I've now seen 3 of the 5 films nominated for best picture, and am hoping to see the other two, Michael Clayton and Atonement, this week. At that point, I just might do a Best Picture post, but the three I've seen, No Country for Old Men, Juno, and Blood, have all been great. See all three if you haven't.


Dabiv Dagis said...

I thought "Rescue Dawn" could have been better, given the source material. Not really a misstep for Herzog, but not too big a step forward. I suggest you watch "Little Dieter Needs To Fly", the movie (also put together by Herzog) "Rescue Dawn" was adapted from.

I don't know. I thought it worked on a lot of levels and the acting (Jeremy Davies is my boo) was more than incredible at turns, but that whole ending really made me feel weird inside. All in all, now I know what trying to survive off of one grain of rice at least LOOKS like.

Don't know how familiar you are with Werner Herzog, my boo and the king of all cinema, but you should definitely Netflix "Aguirre, The Wrath of God" if you haven't gotten a chance to see it yet.

As for "There Will Be Blood", those last twenty minutes are gut-wrenching and hilarious at the same time, a quality only P.T. Anderson can pull off as convincingly.

Why do you think he cast Paul Dano as both Sunday brothers? At first I didn't think I would like him, considering the only other role I've seen him play was the mute kid in "Little Miss Sunshine". He turned out to be great, though, as the fake passion that turned him inside out was his ultimate burial.

It was no "Boogie Nights" or "Punch Drunk Love", but it didn't have to be. There is a reason why great directors like Anderson take years in between pictures. If they can see perfection, they can see the patience needed. I agree with you and your appraisal of the film's politics, and I might even go as far as to say the film's religious message might be, "Don't take advantage of relgiion, lest you be held accountable as a new spokesman."

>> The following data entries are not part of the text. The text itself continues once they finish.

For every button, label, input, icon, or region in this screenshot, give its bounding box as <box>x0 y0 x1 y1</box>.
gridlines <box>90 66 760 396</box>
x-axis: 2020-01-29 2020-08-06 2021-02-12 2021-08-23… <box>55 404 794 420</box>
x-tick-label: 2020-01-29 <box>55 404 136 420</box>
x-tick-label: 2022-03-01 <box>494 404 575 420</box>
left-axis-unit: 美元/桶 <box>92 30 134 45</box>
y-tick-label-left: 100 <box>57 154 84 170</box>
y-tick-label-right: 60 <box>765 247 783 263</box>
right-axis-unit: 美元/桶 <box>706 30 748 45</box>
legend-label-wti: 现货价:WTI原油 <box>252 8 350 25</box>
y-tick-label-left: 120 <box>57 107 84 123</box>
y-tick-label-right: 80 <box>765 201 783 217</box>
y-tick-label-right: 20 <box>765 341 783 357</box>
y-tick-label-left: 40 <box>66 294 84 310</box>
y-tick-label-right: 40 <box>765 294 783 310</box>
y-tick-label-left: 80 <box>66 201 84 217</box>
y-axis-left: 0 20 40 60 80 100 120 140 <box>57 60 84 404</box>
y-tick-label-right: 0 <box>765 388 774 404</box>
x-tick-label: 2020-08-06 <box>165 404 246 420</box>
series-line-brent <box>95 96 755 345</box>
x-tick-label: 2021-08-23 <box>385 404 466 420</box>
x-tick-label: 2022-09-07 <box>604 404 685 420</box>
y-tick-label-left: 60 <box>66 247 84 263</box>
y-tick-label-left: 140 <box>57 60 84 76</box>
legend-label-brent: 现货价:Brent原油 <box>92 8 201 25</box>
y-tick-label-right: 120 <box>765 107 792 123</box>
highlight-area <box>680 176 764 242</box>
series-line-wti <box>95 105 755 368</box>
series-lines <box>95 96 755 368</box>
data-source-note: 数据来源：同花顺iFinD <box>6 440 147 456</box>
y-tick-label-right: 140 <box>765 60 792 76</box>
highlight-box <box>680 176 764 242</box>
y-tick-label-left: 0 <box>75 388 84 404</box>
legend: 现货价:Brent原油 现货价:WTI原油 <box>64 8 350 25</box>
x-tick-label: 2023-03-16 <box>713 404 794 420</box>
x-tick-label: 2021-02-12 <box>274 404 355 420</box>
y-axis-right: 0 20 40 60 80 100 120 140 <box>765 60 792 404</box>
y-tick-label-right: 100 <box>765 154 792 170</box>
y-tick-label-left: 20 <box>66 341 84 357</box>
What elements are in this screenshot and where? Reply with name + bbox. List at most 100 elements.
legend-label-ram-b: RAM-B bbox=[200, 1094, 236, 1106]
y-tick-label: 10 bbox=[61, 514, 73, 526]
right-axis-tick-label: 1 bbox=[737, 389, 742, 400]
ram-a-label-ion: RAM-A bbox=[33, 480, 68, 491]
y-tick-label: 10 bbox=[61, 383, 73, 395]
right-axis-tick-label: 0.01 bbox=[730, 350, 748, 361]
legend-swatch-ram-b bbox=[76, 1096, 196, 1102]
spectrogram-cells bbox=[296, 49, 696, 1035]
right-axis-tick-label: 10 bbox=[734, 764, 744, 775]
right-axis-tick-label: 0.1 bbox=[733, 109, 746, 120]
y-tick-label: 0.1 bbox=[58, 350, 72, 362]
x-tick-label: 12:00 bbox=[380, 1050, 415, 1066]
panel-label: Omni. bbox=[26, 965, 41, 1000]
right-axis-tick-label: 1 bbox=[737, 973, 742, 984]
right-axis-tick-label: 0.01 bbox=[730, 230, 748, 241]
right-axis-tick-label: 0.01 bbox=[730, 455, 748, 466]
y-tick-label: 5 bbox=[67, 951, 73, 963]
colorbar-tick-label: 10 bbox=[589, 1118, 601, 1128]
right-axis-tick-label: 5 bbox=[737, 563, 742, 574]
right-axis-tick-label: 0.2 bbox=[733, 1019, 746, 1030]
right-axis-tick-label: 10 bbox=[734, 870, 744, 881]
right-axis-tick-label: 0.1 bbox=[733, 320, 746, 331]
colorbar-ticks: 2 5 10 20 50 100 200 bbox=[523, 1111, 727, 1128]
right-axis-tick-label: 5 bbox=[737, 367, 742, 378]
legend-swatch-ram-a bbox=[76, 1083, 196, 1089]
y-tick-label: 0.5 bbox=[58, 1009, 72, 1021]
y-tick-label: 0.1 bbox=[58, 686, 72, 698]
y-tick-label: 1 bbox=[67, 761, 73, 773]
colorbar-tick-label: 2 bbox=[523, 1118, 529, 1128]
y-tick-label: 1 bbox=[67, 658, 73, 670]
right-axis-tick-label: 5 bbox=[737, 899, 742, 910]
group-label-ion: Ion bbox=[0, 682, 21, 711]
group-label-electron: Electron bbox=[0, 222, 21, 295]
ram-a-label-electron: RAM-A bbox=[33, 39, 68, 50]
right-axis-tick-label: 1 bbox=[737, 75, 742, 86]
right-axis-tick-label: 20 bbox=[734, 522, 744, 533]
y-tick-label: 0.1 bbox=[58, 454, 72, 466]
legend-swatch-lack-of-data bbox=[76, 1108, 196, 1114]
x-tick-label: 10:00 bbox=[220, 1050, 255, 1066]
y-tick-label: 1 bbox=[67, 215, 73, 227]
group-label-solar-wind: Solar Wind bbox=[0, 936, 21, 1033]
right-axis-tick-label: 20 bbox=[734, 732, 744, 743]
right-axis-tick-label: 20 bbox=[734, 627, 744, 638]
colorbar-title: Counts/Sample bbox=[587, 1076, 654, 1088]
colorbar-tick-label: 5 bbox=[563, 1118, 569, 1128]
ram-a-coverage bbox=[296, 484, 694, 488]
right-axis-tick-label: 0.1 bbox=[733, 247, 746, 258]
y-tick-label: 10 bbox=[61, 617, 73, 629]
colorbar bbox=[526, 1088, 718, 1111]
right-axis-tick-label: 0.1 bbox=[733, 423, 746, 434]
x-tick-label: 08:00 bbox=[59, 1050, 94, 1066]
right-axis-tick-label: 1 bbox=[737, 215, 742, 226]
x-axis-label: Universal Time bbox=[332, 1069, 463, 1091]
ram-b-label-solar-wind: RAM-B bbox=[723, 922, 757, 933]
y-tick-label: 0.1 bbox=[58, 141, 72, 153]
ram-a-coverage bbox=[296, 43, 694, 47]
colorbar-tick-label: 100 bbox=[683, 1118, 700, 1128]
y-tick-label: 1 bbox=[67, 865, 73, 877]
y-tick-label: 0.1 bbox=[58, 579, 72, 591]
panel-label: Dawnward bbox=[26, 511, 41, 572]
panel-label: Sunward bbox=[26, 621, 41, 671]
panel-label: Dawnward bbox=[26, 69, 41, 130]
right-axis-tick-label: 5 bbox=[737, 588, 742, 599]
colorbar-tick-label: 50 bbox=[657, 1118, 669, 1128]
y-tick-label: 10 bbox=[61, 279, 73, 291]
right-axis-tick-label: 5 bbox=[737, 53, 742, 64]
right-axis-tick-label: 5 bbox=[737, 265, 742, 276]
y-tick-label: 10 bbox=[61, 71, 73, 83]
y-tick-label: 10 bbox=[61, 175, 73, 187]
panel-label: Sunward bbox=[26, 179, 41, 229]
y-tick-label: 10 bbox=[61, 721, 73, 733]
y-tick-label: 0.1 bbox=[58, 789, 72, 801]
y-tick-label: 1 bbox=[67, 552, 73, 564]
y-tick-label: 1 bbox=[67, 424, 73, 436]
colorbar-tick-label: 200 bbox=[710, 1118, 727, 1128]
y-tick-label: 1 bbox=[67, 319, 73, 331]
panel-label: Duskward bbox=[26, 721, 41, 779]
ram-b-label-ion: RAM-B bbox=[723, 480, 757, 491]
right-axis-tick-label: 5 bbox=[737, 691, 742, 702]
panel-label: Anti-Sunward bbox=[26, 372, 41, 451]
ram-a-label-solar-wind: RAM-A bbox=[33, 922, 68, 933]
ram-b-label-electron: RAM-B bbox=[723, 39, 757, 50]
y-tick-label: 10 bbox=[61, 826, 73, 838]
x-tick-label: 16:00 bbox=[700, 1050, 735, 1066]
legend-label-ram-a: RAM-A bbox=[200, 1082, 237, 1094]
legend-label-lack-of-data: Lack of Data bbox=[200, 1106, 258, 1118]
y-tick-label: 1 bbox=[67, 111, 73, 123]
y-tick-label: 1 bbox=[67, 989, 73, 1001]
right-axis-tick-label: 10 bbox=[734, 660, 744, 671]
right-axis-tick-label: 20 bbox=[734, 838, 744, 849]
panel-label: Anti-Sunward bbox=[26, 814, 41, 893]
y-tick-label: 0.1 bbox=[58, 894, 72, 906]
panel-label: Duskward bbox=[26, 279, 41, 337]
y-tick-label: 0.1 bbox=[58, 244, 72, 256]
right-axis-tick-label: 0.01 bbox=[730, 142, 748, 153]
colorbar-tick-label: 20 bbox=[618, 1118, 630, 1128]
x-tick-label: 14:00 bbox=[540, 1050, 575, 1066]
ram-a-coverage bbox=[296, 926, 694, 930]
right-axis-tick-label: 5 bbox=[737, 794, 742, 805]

Oh, and didn't Daniel Day's stache look Boratesque at points? Signing off...

Vinnie said...

I get what you're saying about Rescue Dawn. I guess we aren't really made to believe what living in a prison camp feels like but only how it looks. And the ending, in retrospect was a little cheesy. Dieter was in the camp for roughly 5 months, but it was his patriotism and camaraderie that made him want to go back to his ship so quickly.